Bankers today face two interesting and seemingly opposing directives. First, we’ve been told we must improve our cross-sell and our wallet share in order to maintain our profitability. Second, as seen in numerous recent news reports, banks are aggressively cutting costs wherever possible. Since most efforts at cross-sell seem to entail additional spending (for staff, training, and technology), how is it possible to achieve both of these conflicting goals?
To effectively answer this question, we must first understand the current state of cross-sell in modern financial institutions. The real challenge with creating a successful cross-sell program is to bring together all the pieces necessary to achieve success. For front-line staff to be successful at cross-sell, a few critical requirements need to be met. The consumer must have an interest in the product or products to be offered, the product bundle needs to be a fit for that consumer, the consumer needs to actually qualify for the product, and most importantly, the staff need to feel that they are providing a value to their customers by making an offer.
In the traditional relationship banking environment, all of these elements can be easily met, based on the personal relationships maintained between the banker and the consumer. In today’s environment, especially at larger institutions, this can only be achieved virtually. By virtually, I mean, through the use of enabling technology that is able to fill the gap in our banking relationship. We can achieve the same effect through a combination of statistical models, instant prescreen, sales scripting, and staff coaching.
The most difficult part of a process for most institutions is engaging their front-line staff to make effective offers. Only a veteran salesperson can hear “no” a dozen times and maintain enthusiasm for the next call. For our modern front-line staff, we need to use technology to reduce the number of consumers who decline offers. This is done through models that predict the likelihood of a consumer to accept an offer on a particular visit, in addition to using models to predict the most relevant product offer. By increasing our acceptance rate, our staff will immediately recognize the increasing value of the offers that they are making.
One client utilizing an instant prescreen campaign markedly increased their cross-sell acceptance rate to double the industry average. This is notable because their other products remained at half the average. The results clearly showed that an effective marketing campaign, supported with appropriate offers and realtime prescreen can provide a dramatic increase in acceptance.
The remaining question is, how can we reconcile technology investment with the need for cost savings? The answer, unfortunately, is not easy. Many banks have all of the capabilities described above, though they are distributed across different divisions: marketing, credit risk, and collections.
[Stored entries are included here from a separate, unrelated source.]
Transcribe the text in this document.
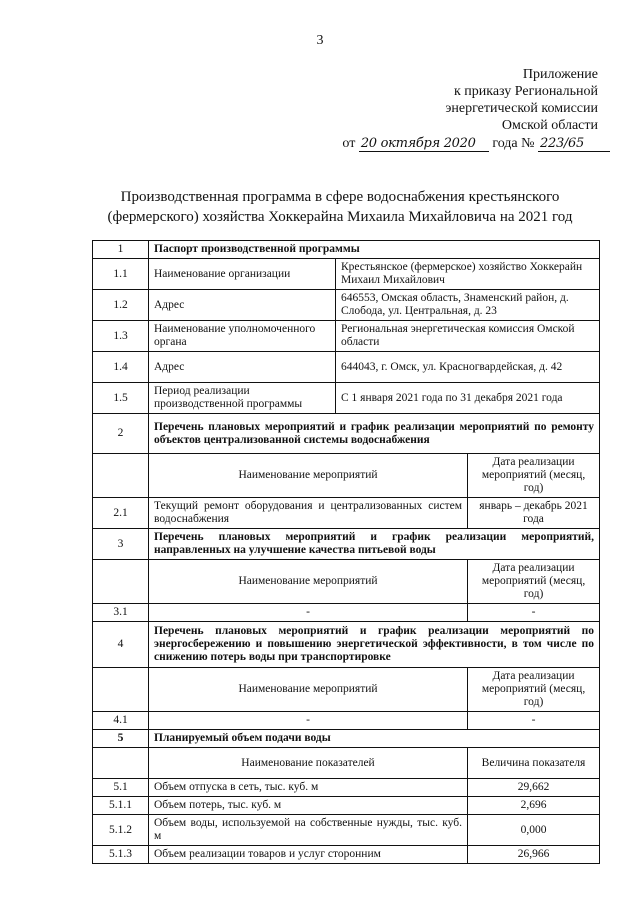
3
Приложение
к приказу Региональной
энергетической комиссии
Омской области
от 20 октября 2020 года № 223/65
Производственная программа в сфере водоснабжения крестьянского
(фермерского) хозяйства Хоккерайна Михаила Михайловича на 2021 год
1	Паспорт производственной программы		
1.1	Наименование организации	Крестьянское (фермерское) хозяйство Хоккерайн Михаил Михайлович	
1.2	Адрес	646553, Омская область, Знаменский район, д. Слобода, ул. Центральная, д. 23	
1.3	Наименование уполномоченного органа	Региональная энергетическая комиссия Омской области	
1.4	Адрес	644043, г. Омск, ул. Красногвардейская, д. 42	
1.5	Период реализации производственной программы	С 1 января 2021 года по 31 декабря 2021 года	
2	Перечень плановых мероприятий и график реализации мероприятий по ремонту объектов централизованной системы водоснабжения		
	Наименование мероприятий		Дата реализации мероприятий (месяц, год)
2.1	Текущий ремонт оборудования и централизованных систем водоснабжения		январь – декабрь 2021 года
3	Перечень плановых мероприятий и график реализации мероприятий, направленных на улучшение качества питьевой воды		
	Наименование мероприятий		Дата реализации мероприятий (месяц, год)
3.1	-		-
4	Перечень плановых мероприятий и график реализации мероприятий по энергосбережению и повышению энергетической эффективности, в том числе по снижению потерь воды при транспортировке		
	Наименование мероприятий		Дата реализации мероприятий (месяц, год)
4.1	-		-
5	Планируемый объем подачи воды		
	Наименование показателей		Величина показателя
5.1	Объем отпуска в сеть, тыс. куб. м		29,662
5.1.1	Объем потерь, тыс. куб. м		2,696
5.1.2	Объем воды, используемой на собственные нужды, тыс. куб. м		0,000
5.1.3	Объем реализации товаров и услуг сторонним		26,966
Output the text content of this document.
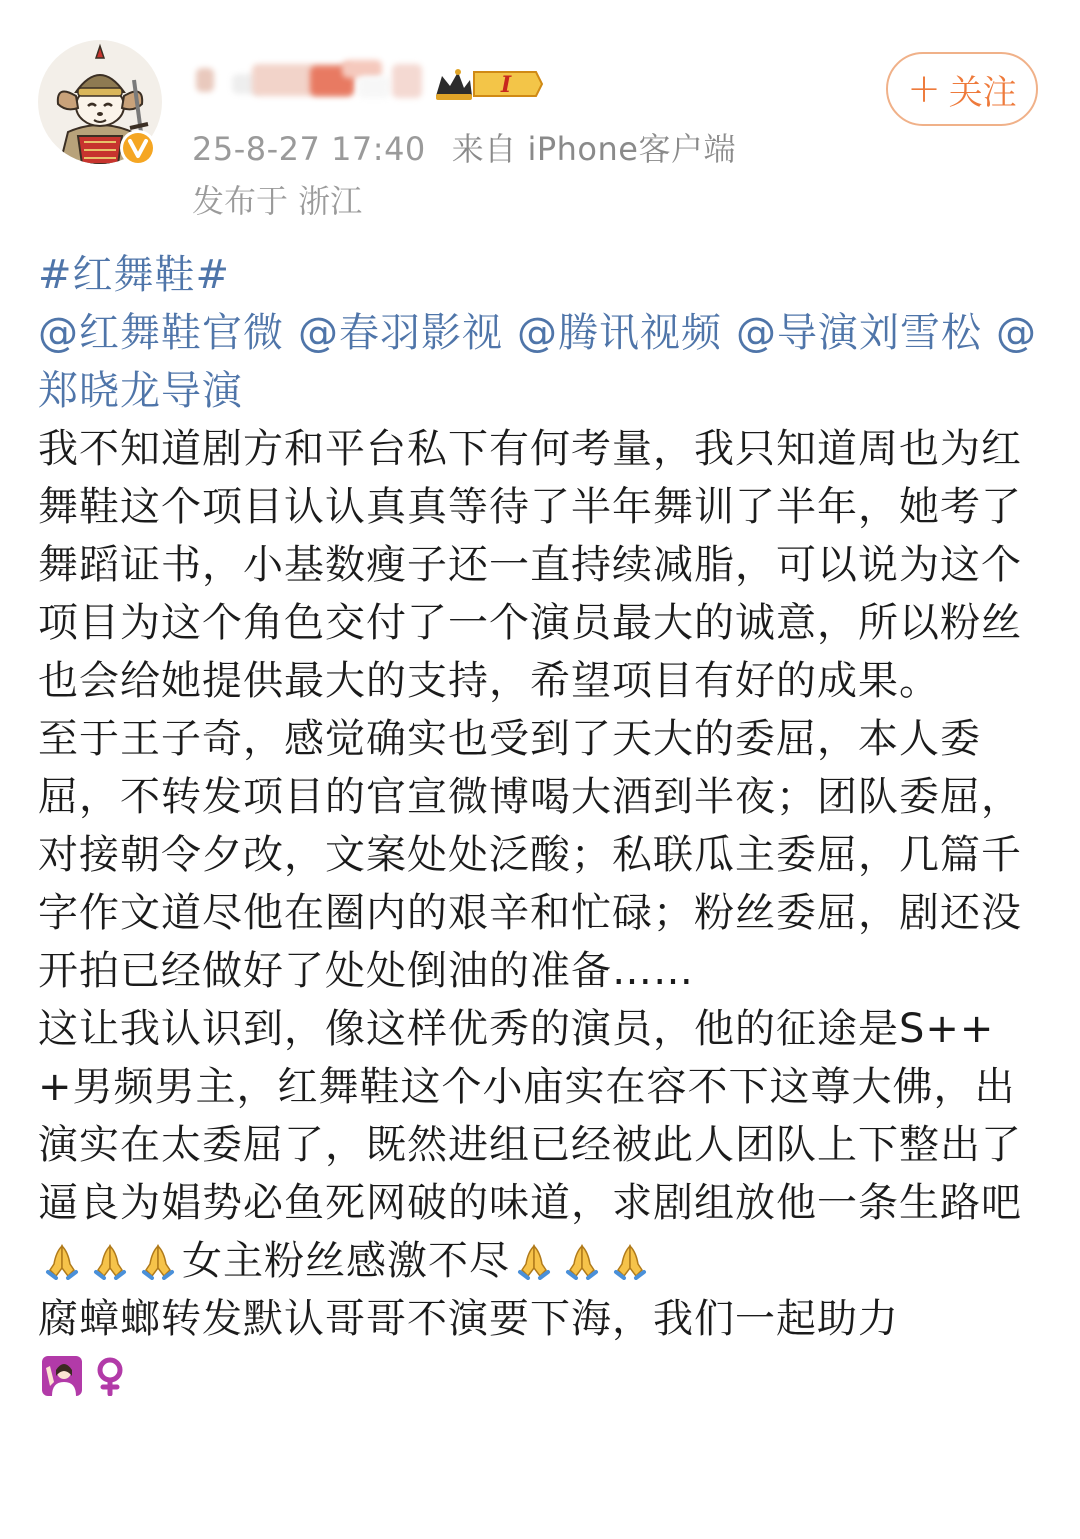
I
25-8-27 17:40 来自 iPhone客户端
发布于 浙江
+ 关注

#红舞鞋#

@红舞鞋官微 @春羽影视 @腾讯视频 @导演刘雪松 @郑晓龙导演

我不知道剧方和平台私下有何考量，我只知道周也为红舞鞋这个项目认认真真等待了半年舞训了半年，她考了舞蹈证书，小基数瘦子还一直持续减脂，可以说为这个项目为这个角色交付了一个演员最大的诚意，所以粉丝也会给她提供最大的支持，希望项目有好的成果。

至于王子奇，感觉确实也受到了天大的委屈，本人委屈，不转发项目的官宣微博喝大酒到半夜；团队委屈，对接朝令夕改，文案处处泛酸；私联瓜主委屈，几篇千字作文道尽他在圈内的艰辛和忙碌；粉丝委屈，剧还没开拍已经做好了处处倒油的准备……

这让我认识到，像这样优秀的演员，他的征途是S+++男频男主，红舞鞋这个小庙实在容不下这尊大佛，出演实在太委屈了，既然进组已经被此人团队上下整出了逼良为娼势必鱼死网破的味道，求剧组放他一条生路吧
女主粉丝感激不尽

腐蟑螂转发默认哥哥不演要下海，我们一起助力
I’ve yet to see a bank successfully bring these disciplines together for a single campaign. That doesn’t mean that it’s impossible, it just means that some additional consulting and technology will be required for successful implementation. Effective cross-sell can drive additional revenues and improve the efficiency of existing staff, but not without some additional investment.
So, where do the cost savings come from? There are a few options. If you have invested in additional staffing and budgets for a marginal cross-sell program, consider shifting funds. By improving your methodology, you have the opportunity to increase sales while reducing the overall cost. Another possibility is looking at marketing programs that don’t provide the return they once did. When considering instant prescreen, you might decrease investment in batch prescreen mailings (letters with pre-approved offers). Even as a short-term measure, this can free up the funds to launch the program. Once rolling, the program should drive revenues that comfortably justify its expense. Granted, that is not the level of radical cost reduction bankers are hoping for today.
At a time when banks have begun to realize that they are spending more on compliance than they are on growing their business, something has to give. The banks that choose to find cost reduction in their sales efforts will achieve a short-term savings, but position themselves for a long term struggle as their customer base shrinks. The key to cost savings is to utilize enabling technology to provide both cost reduction through efficiency and increased revenue through effectiveness. In the end, the successful institutions will be those that invest to improve customer relationship and wallet share.